After being discharged, Jason Kelley, 23, of Tomahawk, Wis., who served in Iraq with the Wisconsin National Guard, took a bus to Los Angeles looking for better job prospects and a new life.

He couldn't get work because he didn't have an apartment. He couldn't get an apartment because he didn't have work. He stayed in a $300-a-week motel until money ran out, then moved to a shelter run by U.S. Vets in Inglewood, Calif.

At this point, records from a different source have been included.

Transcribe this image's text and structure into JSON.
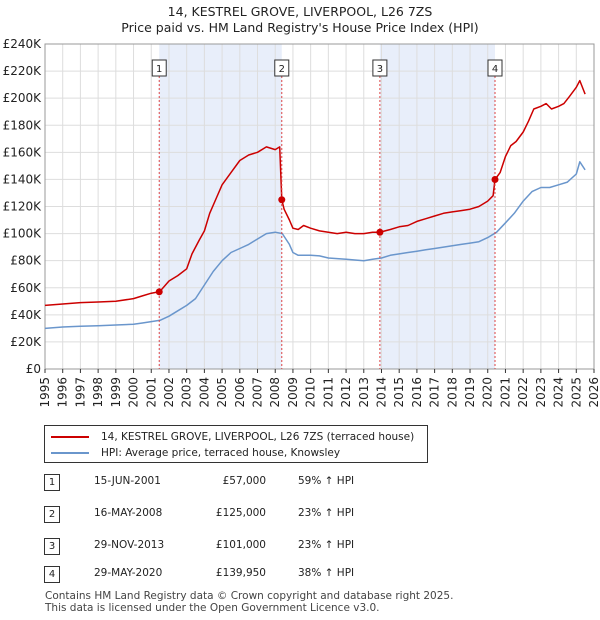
{
  "header": {
    "title_line1": "14, KESTREL GROVE, LIVERPOOL, L26 7ZS",
    "title_line2": "Price paid vs. HM Land Registry's House Price Index (HPI)"
  },
  "legend": {
    "property_label": "14, KESTREL GROVE, LIVERPOOL, L26 7ZS (terraced house)",
    "hpi_label": "HPI: Average price, terraced house, Knowsley"
  },
  "sales": [
    {
      "num": "1",
      "date": "15-JUN-2001",
      "price": "£57,000",
      "hpi": "59% ↑ HPI"
    },
    {
      "num": "2",
      "date": "16-MAY-2008",
      "price": "£125,000",
      "hpi": "23% ↑ HPI"
    },
    {
      "num": "3",
      "date": "29-NOV-2013",
      "price": "£101,000",
      "hpi": "23% ↑ HPI"
    },
    {
      "num": "4",
      "date": "29-MAY-2020",
      "price": "£139,950",
      "hpi": "38% ↑ HPI"
    }
  ],
  "footer": {
    "line1": "Contains HM Land Registry data © Crown copyright and database right 2025.",
    "line2": "This data is licensed under the Open Government Licence v3.0."
  },
  "colors": {
    "property": "#cc0000",
    "hpi": "#6a96cc",
    "shade": "#e8eefa",
    "grid": "#dddddd",
    "marker_line": "#dd4444"
  },
  "chart_data": {
    "type": "line",
    "title": "14, KESTREL GROVE, LIVERPOOL, L26 7ZS — Price paid vs. HM Land Registry's House Price Index (HPI)",
    "xlabel": "",
    "ylabel": "",
    "xlim": [
      1995,
      2026
    ],
    "ylim": [
      0,
      240000
    ],
    "x_ticks": [
      "1995",
      "1996",
      "1997",
      "1998",
      "1999",
      "2000",
      "2001",
      "2002",
      "2003",
      "2004",
      "2005",
      "2006",
      "2007",
      "2008",
      "2009",
      "2010",
      "2011",
      "2012",
      "2013",
      "2014",
      "2015",
      "2016",
      "2017",
      "2018",
      "2019",
      "2020",
      "2021",
      "2022",
      "2023",
      "2024",
      "2025",
      "2026"
    ],
    "y_ticks": [
      {
        "value": 0,
        "label": "£0"
      },
      {
        "value": 20000,
        "label": "£20K"
      },
      {
        "value": 40000,
        "label": "£40K"
      },
      {
        "value": 60000,
        "label": "£60K"
      },
      {
        "value": 80000,
        "label": "£80K"
      },
      {
        "value": 100000,
        "label": "£100K"
      },
      {
        "value": 120000,
        "label": "£120K"
      },
      {
        "value": 140000,
        "label": "£140K"
      },
      {
        "value": 160000,
        "label": "£160K"
      },
      {
        "value": 180000,
        "label": "£180K"
      },
      {
        "value": 200000,
        "label": "£200K"
      },
      {
        "value": 220000,
        "label": "£220K"
      },
      {
        "value": 240000,
        "label": "£240K"
      }
    ],
    "grid": true,
    "shaded_ranges": [
      [
        2001.45,
        2008.37
      ],
      [
        2013.91,
        2020.41
      ]
    ],
    "markers": [
      {
        "label": "1",
        "x": 2001.45,
        "y": 57000
      },
      {
        "label": "2",
        "x": 2008.37,
        "y": 125000
      },
      {
        "label": "3",
        "x": 2013.91,
        "y": 101000
      },
      {
        "label": "4",
        "x": 2020.41,
        "y": 139950
      }
    ],
    "series": [
      {
        "name": "14, KESTREL GROVE, LIVERPOOL, L26 7ZS (terraced house)",
        "color": "#cc0000",
        "x": [
          1995.0,
          1996.0,
          1997.0,
          1998.0,
          1999.0,
          2000.0,
          2000.5,
          2001.0,
          2001.45,
          2001.6,
          2002.0,
          2002.5,
          2003.0,
          2003.3,
          2003.7,
          2004.0,
          2004.3,
          2004.7,
          2005.0,
          2005.5,
          2006.0,
          2006.5,
          2007.0,
          2007.5,
          2008.0,
          2008.25,
          2008.37,
          2008.5,
          2008.8,
          2009.0,
          2009.3,
          2009.6,
          2010.0,
          2010.5,
          2011.0,
          2011.5,
          2012.0,
          2012.5,
          2013.0,
          2013.5,
          2013.91,
          2014.5,
          2015.0,
          2015.5,
          2016.0,
          2016.5,
          2017.0,
          2017.5,
          2018.0,
          2018.5,
          2019.0,
          2019.5,
          2020.0,
          2020.3,
          2020.41,
          2020.7,
          2021.0,
          2021.3,
          2021.6,
          2022.0,
          2022.3,
          2022.6,
          2023.0,
          2023.3,
          2023.6,
          2024.0,
          2024.3,
          2024.6,
          2025.0,
          2025.2,
          2025.5
        ],
        "y": [
          47000,
          48000,
          49000,
          49500,
          50000,
          52000,
          54000,
          56000,
          57000,
          59000,
          65000,
          69000,
          74000,
          85000,
          95000,
          102000,
          115000,
          127000,
          136000,
          145000,
          154000,
          158000,
          160000,
          164000,
          162000,
          164000,
          125000,
          118000,
          110000,
          104000,
          103000,
          106000,
          104000,
          102000,
          101000,
          100000,
          101000,
          100000,
          100000,
          101000,
          101000,
          103000,
          105000,
          106000,
          109000,
          111000,
          113000,
          115000,
          116000,
          117000,
          118000,
          120000,
          124000,
          128000,
          139950,
          145000,
          157000,
          165000,
          168000,
          175000,
          183000,
          192000,
          194000,
          196000,
          192000,
          194000,
          196000,
          201000,
          208000,
          213000,
          203000
        ]
      },
      {
        "name": "HPI: Average price, terraced house, Knowsley",
        "color": "#6a96cc",
        "x": [
          1995.0,
          1996.0,
          1997.0,
          1998.0,
          1999.0,
          2000.0,
          2000.5,
          2001.0,
          2001.5,
          2002.0,
          2002.5,
          2003.0,
          2003.5,
          2004.0,
          2004.5,
          2005.0,
          2005.5,
          2006.0,
          2006.5,
          2007.0,
          2007.5,
          2008.0,
          2008.4,
          2008.8,
          2009.0,
          2009.3,
          2009.6,
          2010.0,
          2010.5,
          2011.0,
          2011.5,
          2012.0,
          2012.5,
          2013.0,
          2013.5,
          2014.0,
          2014.5,
          2015.0,
          2015.5,
          2016.0,
          2016.5,
          2017.0,
          2017.5,
          2018.0,
          2018.5,
          2019.0,
          2019.5,
          2020.0,
          2020.5,
          2021.0,
          2021.5,
          2022.0,
          2022.5,
          2023.0,
          2023.5,
          2024.0,
          2024.5,
          2025.0,
          2025.2,
          2025.5
        ],
        "y": [
          30000,
          31000,
          31500,
          32000,
          32500,
          33000,
          34000,
          35000,
          36000,
          39000,
          43000,
          47000,
          52000,
          62000,
          72000,
          80000,
          86000,
          89000,
          92000,
          96000,
          100000,
          101000,
          100000,
          92000,
          86000,
          84000,
          84000,
          84000,
          83500,
          82000,
          81500,
          81000,
          80500,
          80000,
          81000,
          82000,
          84000,
          85000,
          86000,
          87000,
          88000,
          89000,
          90000,
          91000,
          92000,
          93000,
          94000,
          97000,
          101000,
          108000,
          115000,
          124000,
          131000,
          134000,
          134000,
          136000,
          138000,
          144000,
          153000,
          147000
        ]
      }
    ]
  }
}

He has been diagnosed with post-traumatic stress disorder, he said.

"The only training I have is infantry training, and there's not really a need for that in the civilian world," said Kelley, who has enrolled in college and hopes to leave the shelter.

Iraq vets seeking help with homelessness are more likely to be women, less likely to have substance abuse, but more likely to have mental illness - mostly related to post-traumatic stress, said Pete Dougherty, VA director of homeless veterans programs.